Jovan Gojković

Personal information
- Full name: Jovan Gojković
- Date of birth: 7 January 1975
- Place of birth: Čačak, SFR Yugoslavia
- Date of death: 22 December 2001 (aged 26)
- Place of death: Belgrade, FR Yugoslavia
- Height: 1.78 m (5 ft 10 in)
- Position: Midfielder

Youth career
- Zadrugar Donja Trepča
- BIP Čačak

Senior career*
- Years: Team / Apps / (Gls)
- 1993–1996: Borac Čačak / 61 / (9)
- 1996–1997: Čukarički / 30 / (5)
- 1997–2000: Red Star Belgrade / 75 / (21)
- 2000–2001: Iraklis / 29 / (3)
- Total:  / 195 / (38)

International career
- 1998: FR Yugoslavia / 1 / (0)

= Jovan Gojković =

Serbian footballer

Jovan "Cune" Gojković (Serbian Cyrillic: Јован Гојковић Цуне; 7 January 1975 – 22 December 2001) was a Serbian international footballer.

==Club career==
Gojković, nicknamed Cune after the well-known singer, made his first steps playing at his local club Zadrugar Donja Trepča.
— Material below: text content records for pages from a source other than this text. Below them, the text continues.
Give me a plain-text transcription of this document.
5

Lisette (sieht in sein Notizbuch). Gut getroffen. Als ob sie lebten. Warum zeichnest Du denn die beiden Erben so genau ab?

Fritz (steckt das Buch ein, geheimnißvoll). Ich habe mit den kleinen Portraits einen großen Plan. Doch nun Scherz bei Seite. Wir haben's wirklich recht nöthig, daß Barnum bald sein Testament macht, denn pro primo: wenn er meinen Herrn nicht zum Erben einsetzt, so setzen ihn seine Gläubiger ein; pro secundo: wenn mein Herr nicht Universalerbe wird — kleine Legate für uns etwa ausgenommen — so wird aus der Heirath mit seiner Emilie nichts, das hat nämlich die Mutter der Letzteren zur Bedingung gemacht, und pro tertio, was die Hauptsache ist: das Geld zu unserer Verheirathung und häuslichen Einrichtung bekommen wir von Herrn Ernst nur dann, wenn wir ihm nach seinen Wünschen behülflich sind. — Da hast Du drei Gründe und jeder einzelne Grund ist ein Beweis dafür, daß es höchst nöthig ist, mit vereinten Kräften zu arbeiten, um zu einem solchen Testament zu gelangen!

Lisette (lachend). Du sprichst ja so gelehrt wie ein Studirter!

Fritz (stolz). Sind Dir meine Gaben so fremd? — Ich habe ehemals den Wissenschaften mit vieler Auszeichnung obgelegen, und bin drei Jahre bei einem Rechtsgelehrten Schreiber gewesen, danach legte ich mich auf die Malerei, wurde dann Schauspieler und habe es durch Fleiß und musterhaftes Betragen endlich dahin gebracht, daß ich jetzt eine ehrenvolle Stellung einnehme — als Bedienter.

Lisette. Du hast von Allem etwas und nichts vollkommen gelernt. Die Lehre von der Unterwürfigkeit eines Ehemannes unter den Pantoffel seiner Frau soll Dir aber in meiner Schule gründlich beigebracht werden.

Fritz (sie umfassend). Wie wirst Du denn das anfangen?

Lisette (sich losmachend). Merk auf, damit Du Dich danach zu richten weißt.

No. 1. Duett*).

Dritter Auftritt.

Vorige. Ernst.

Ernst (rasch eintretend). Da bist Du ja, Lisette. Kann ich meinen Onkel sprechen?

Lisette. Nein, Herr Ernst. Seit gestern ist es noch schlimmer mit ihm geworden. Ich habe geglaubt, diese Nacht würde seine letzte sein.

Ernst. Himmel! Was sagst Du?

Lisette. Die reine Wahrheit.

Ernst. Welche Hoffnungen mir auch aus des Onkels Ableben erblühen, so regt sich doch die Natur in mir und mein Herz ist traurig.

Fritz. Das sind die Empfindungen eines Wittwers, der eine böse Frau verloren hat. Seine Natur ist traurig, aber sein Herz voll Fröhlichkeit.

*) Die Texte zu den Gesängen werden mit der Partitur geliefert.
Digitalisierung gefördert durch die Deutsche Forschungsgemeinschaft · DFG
He continued his youth career with BIP Čačak, before moving to city rivals, FK Borac Čačak. In 1996 summer transfer window, he is signed by another top league club, the Belgrade's FK Čukarički. After one season there, his talent was noted by Red Star Belgrade. There he achieved his full affirmation as an excellent player, having been specially known as a very effective player in the big matches like the Eternal derby, against rivals FK Partizan, having been the scorer in many occasions. He stayed there three seasons, until 2000, when he signed with Alpha Ethniki club Iraklis.

==International career==
He played one match for the FR Yugoslavia national team, on 23 December 1998, against Israel in Tel Aviv.

==Personal life==
===Death===
It was in the period, while playing for Iraklis, that, in its best playing years, Gojković died in a car accident, in the outskirts of Belgrade, while on holiday during the winter break. Since 2009, In his memory, in his hometown Čačak, on the BIP Stadium, a football tournament "Jovan Gojković – Cune" is intended to be held.